By Justin Ware. Published at May 10, 2019, in Ctrl Alt Del

Today is the day.

After much anticipation, Uber will debut on the New York Stock Exchange under the ticker ‘UBER’.

The listing is Dara Khosrowshahi’s crowning moment, whose mandate was to expedite go public plans upon joining the company as CEO in 2017.

Despite being oversubscribed, Uber has set its listing price at US$45 per share, which falls in the lower end of its stated range. At these numbers, the tech giant has an implied market valuation of around US$82 billion (fully diluted) – well short of its target valuation.

The company’s conservative approach is likely due to the performance of rival Lyft, which has endured a beating on the NYSE after reporting a $US1.1 billion loss for the quarter.

Having opened at US$72, Lyft closed at a record low of US$52.91 Wednesday night, a loss of almost 11%.

Morgan Stanley was the lead underwriter for the IPO, along with Goldman Sachs and Bank of America.

Uber will offer 180 million shares of its common stock at market open, which means it could raise a further US$8.1 billion on Friday.

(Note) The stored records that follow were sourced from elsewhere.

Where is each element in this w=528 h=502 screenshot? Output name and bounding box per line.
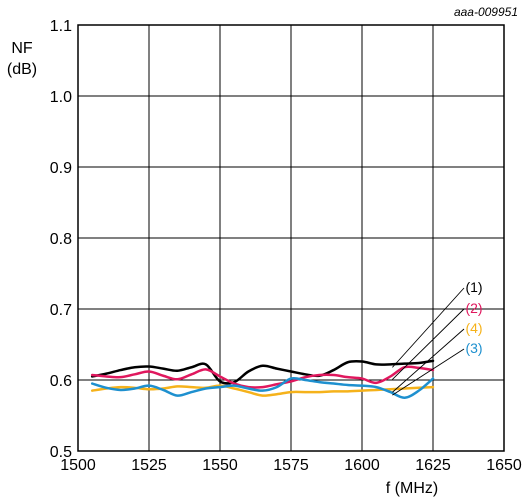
figure-id: aaa-009951 <box>454 5 518 19</box>
series-callouts: (1) (2) (4) (3) <box>392 279 483 396</box>
y-tick-labels: 0.5 0.6 0.7 0.8 0.9 1.0 1.1 <box>50 18 72 461</box>
callout-leader-1 <box>392 287 465 368</box>
x-tick-label: 1550 <box>202 457 238 474</box>
callout-leader-4 <box>392 348 465 396</box>
callout-label-4: (3) <box>465 340 482 356</box>
callout-label-3: (4) <box>465 320 482 336</box>
callout-label-2: (2) <box>465 300 482 316</box>
x-tick-label: 1525 <box>131 457 167 474</box>
x-tick-label: 1575 <box>273 457 309 474</box>
x-tick-label: 1600 <box>344 457 380 474</box>
y-tick-label: 0.6 <box>50 373 72 390</box>
plot-frame <box>77 24 505 452</box>
x-tick-labels: 1500 1525 1550 1575 1600 1625 1650 <box>60 457 522 474</box>
callout-leader-3 <box>392 328 465 393</box>
x-tick-label: 1650 <box>486 457 522 474</box>
series-line-1 <box>90 359 435 385</box>
y-tick-label: 1.0 <box>50 89 72 106</box>
y-tick-label: 0.8 <box>50 231 72 248</box>
series-line-3 <box>90 384 435 397</box>
callout-leader-2 <box>392 308 465 380</box>
y-tick-label: 0.7 <box>50 302 72 319</box>
x-tick-label: 1625 <box>415 457 451 474</box>
series-lines <box>90 359 435 399</box>
callout-label-1: (1) <box>465 279 482 295</box>
y-tick-label: 1.1 <box>50 18 72 35</box>
series-line-4 <box>90 376 435 399</box>
x-tick-label: 1500 <box>60 457 96 474</box>
y-axis-title-line1: NF <box>11 40 33 57</box>
y-axis-title-line2: (dB) <box>7 61 37 78</box>
y-tick-label: 0.9 <box>50 160 72 177</box>
y-tick-label: 0.5 <box>50 444 72 461</box>
series-line-2 <box>90 365 435 389</box>
grid-lines <box>78 25 504 451</box>
x-axis-title: f (MHz) <box>386 480 438 497</box>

While the listing is likely to be the largest tech IPO since 2014 (since Alibaba Group’s US$25 billion IPO), the ride-hailing pioneer is likely to be disappointed. Uber made no secret of its pursuit of a valuation in the US$120 billion range at around US$50 per share.

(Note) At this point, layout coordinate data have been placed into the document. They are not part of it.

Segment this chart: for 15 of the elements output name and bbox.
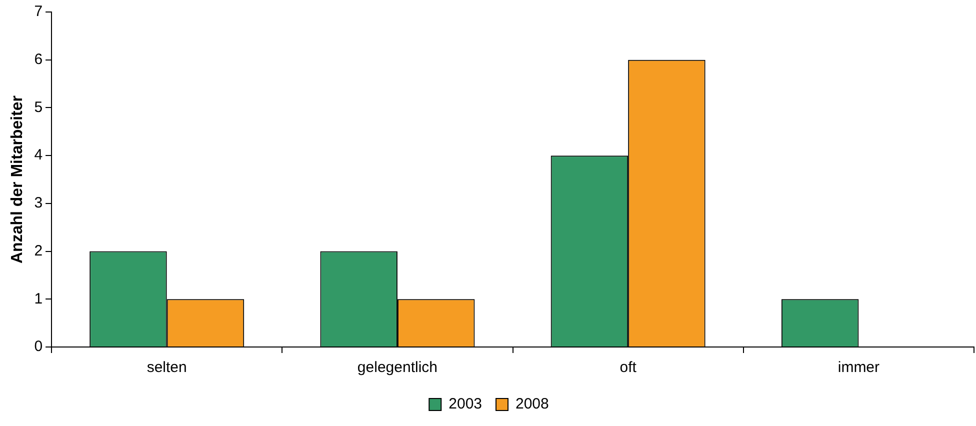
legend-label: 2008 [516, 396, 549, 413]
y-tick-label: 7 [34, 3, 43, 20]
x-tick-label: gelegentlich [357, 359, 438, 376]
x-tick-label: immer [838, 359, 880, 376]
y-tick-label: 6 [34, 51, 43, 68]
y-tick-label: 1 [34, 290, 43, 308]
x-tick-label: selten [146, 359, 187, 376]
y-tick-label: 4 [34, 146, 43, 164]
y-tick-label: 5 [34, 98, 43, 116]
legend-label: 2003 [448, 396, 482, 413]
y-tick-label: 3 [34, 194, 43, 212]
y-axis-title: Anzahl der Mitarbeiter [9, 95, 26, 264]
y-tick-label: 2 [34, 242, 43, 260]
y-tick-label: 0 [34, 338, 43, 356]
x-tick-label: oft [620, 359, 638, 376]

Unfortunately for Uber, it’s never turned a profit and it shows no sign of rectifying that soon. It lost $US3.04 billion last year alone, despite exceeding US$11 billion in revenue. In fact, according to filings, Uber has now lost over US$10 billion in the past three years.

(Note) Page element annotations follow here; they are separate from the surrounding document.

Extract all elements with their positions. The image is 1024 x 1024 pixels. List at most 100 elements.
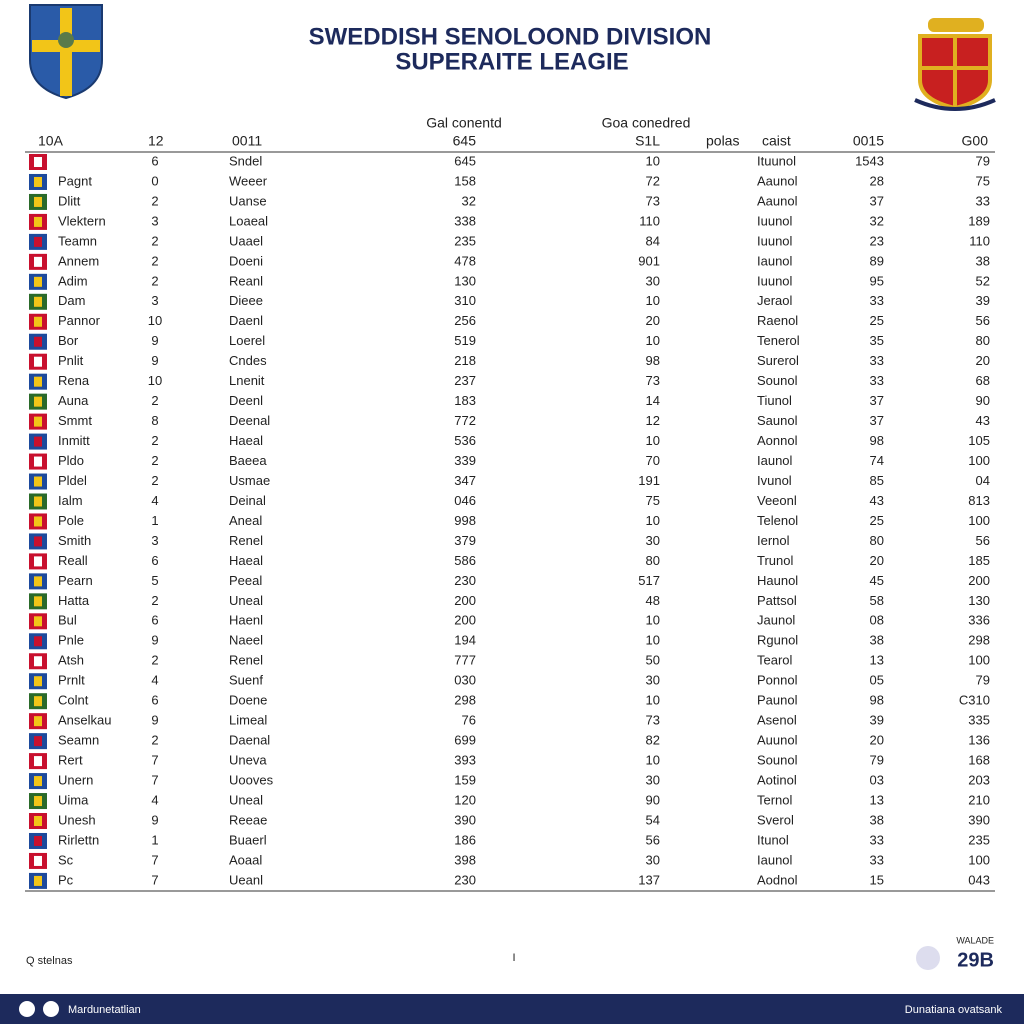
flag-detail (34, 596, 42, 607)
cell: 76 (462, 713, 476, 728)
cell: Loerel (229, 333, 265, 348)
cell: 398 (454, 852, 476, 867)
group-header: Goa conedred (602, 115, 691, 131)
cell: Pattsol (757, 593, 797, 608)
cell: 772 (454, 413, 476, 428)
left-crest (29, 4, 103, 100)
flag-detail (34, 576, 42, 587)
cell: Deenl (229, 393, 263, 408)
cell: 235 (454, 233, 476, 248)
team-name: Sc (58, 852, 74, 867)
team-name: Bul (58, 613, 77, 628)
right-crest (914, 18, 996, 111)
cell: 39 (870, 713, 884, 728)
cell: 4 (151, 673, 158, 688)
cell: Aoaal (229, 852, 262, 867)
cell: Tiunol (757, 393, 792, 408)
cell: Raenol (757, 313, 798, 328)
cell: Suenf (229, 673, 263, 688)
cell: 2 (151, 193, 158, 208)
cell: Rgunol (757, 633, 798, 648)
cell: 10 (646, 153, 660, 168)
cell: Peeal (229, 573, 262, 588)
cell: Itunol (757, 832, 789, 847)
cell: 3 (151, 293, 158, 308)
cell: Loaeal (229, 213, 268, 228)
cell: 100 (968, 653, 990, 668)
flag-detail (34, 736, 42, 747)
title: SWEDDISH SENOLOOND DIVISION (309, 23, 712, 50)
cell: Buaerl (229, 832, 267, 847)
flag-detail (34, 636, 42, 647)
cell: 56 (976, 313, 990, 328)
cell: 203 (968, 773, 990, 788)
cell: 79 (976, 153, 990, 168)
cell: 390 (454, 812, 476, 827)
column-header: 10A (38, 133, 64, 149)
cell: 699 (454, 733, 476, 748)
column-header: polas (706, 133, 739, 149)
cell: Aonnol (757, 433, 798, 448)
cell: 56 (646, 832, 660, 847)
cell: Weeer (229, 173, 268, 188)
team-name: Pearn (58, 573, 93, 588)
team-name: Pldo (58, 453, 84, 468)
cell: 200 (454, 593, 476, 608)
cell: 50 (646, 653, 660, 668)
cell: 13 (870, 792, 884, 807)
cell: 191 (638, 473, 660, 488)
cell: 20 (976, 353, 990, 368)
cell: 3 (151, 213, 158, 228)
flag-detail (34, 656, 42, 667)
flag-detail (34, 536, 42, 547)
cell: Ternol (757, 792, 793, 807)
cell: Iuunol (757, 233, 793, 248)
cell: Jeraol (757, 293, 793, 308)
team-name: Colnt (58, 693, 89, 708)
cell: 98 (870, 693, 884, 708)
cell: 230 (454, 872, 476, 887)
cell: Usmae (229, 473, 270, 488)
cell: 347 (454, 473, 476, 488)
cell: Naeel (229, 633, 263, 648)
cell: Doeni (229, 253, 263, 268)
cell: 54 (646, 812, 660, 827)
cell: 379 (454, 533, 476, 548)
team-name: Atsh (58, 653, 84, 668)
flag-detail (34, 376, 42, 387)
cell: 98 (646, 353, 660, 368)
cell: Sounol (757, 753, 798, 768)
cell: 2 (151, 253, 158, 268)
flag-detail (34, 835, 42, 846)
cell: 4 (151, 792, 158, 807)
cell: Jaunol (757, 613, 795, 628)
cell: Paunol (757, 693, 798, 708)
cell: Aodnol (757, 872, 798, 887)
cell: 33 (976, 193, 990, 208)
cell: Iaunol (757, 852, 793, 867)
team-name: Teamn (58, 233, 97, 248)
cell: Sounol (757, 373, 798, 388)
cell: Aneal (229, 513, 262, 528)
flag-detail (34, 696, 42, 707)
cell: 08 (870, 613, 884, 628)
cell: 43 (870, 493, 884, 508)
column-header: G00 (962, 133, 989, 149)
cell: 390 (968, 812, 990, 827)
team-name: Pc (58, 872, 74, 887)
cell: 185 (968, 553, 990, 568)
flag-detail (34, 496, 42, 507)
cell: 10 (148, 313, 162, 328)
footer-center: I (512, 952, 515, 964)
flag-detail (34, 476, 42, 487)
flag-detail (34, 875, 42, 886)
cell: Renel (229, 533, 263, 548)
flag-detail (34, 316, 42, 327)
cell: 158 (454, 173, 476, 188)
cell: Uneal (229, 593, 263, 608)
cell: 5 (151, 573, 158, 588)
flag-detail (34, 776, 42, 787)
flag-detail (34, 796, 42, 807)
flag-detail (34, 616, 42, 627)
cell: 85 (870, 473, 884, 488)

Despite its reduced listing price, many remain unimpressed. Among those is Brian Hamilton, who is the founder of Sageworks.

Founded in 1998, Sageworks remains one of the most prominent risk analysis firms in the US.

“Uber is basically Lyft 2.0,” Hamilton said recently.

“Good model, growing sales. But, yet again, here comes California math once more. It is still losing a tonne of money.

“If you buy, you are buying a bull market, not a company.”

Leading tech investor Gene Munster is also sceptical, pointing to the disparity between Uber and Lyft’s valuations as a major concern.

“I was surprised at the pricing. The pricing at US$83-84 billion is going to be about 40% higher on revenue multiple versus where Lyft is trading on their 2020 numbers.

“I understand that there is some optionality value that might account for some of that 40% difference, but this seems to me just simply too wide of a gap.

“I’d recommend investors not play the IPO,” he urged.

How Uber fares in the long run remains to be seen, but there’s reason to be optimistic. Khosrowshahi has already made a concerted effort to reframe the organisation – arguing that Uber’s future is not in ride-hailing, but as an industry leader in logistics and wider transportation advancement.

In the short term, how Uber stacks up against Lyft on the open market will be of intense interest.

Let the race to profitability begin.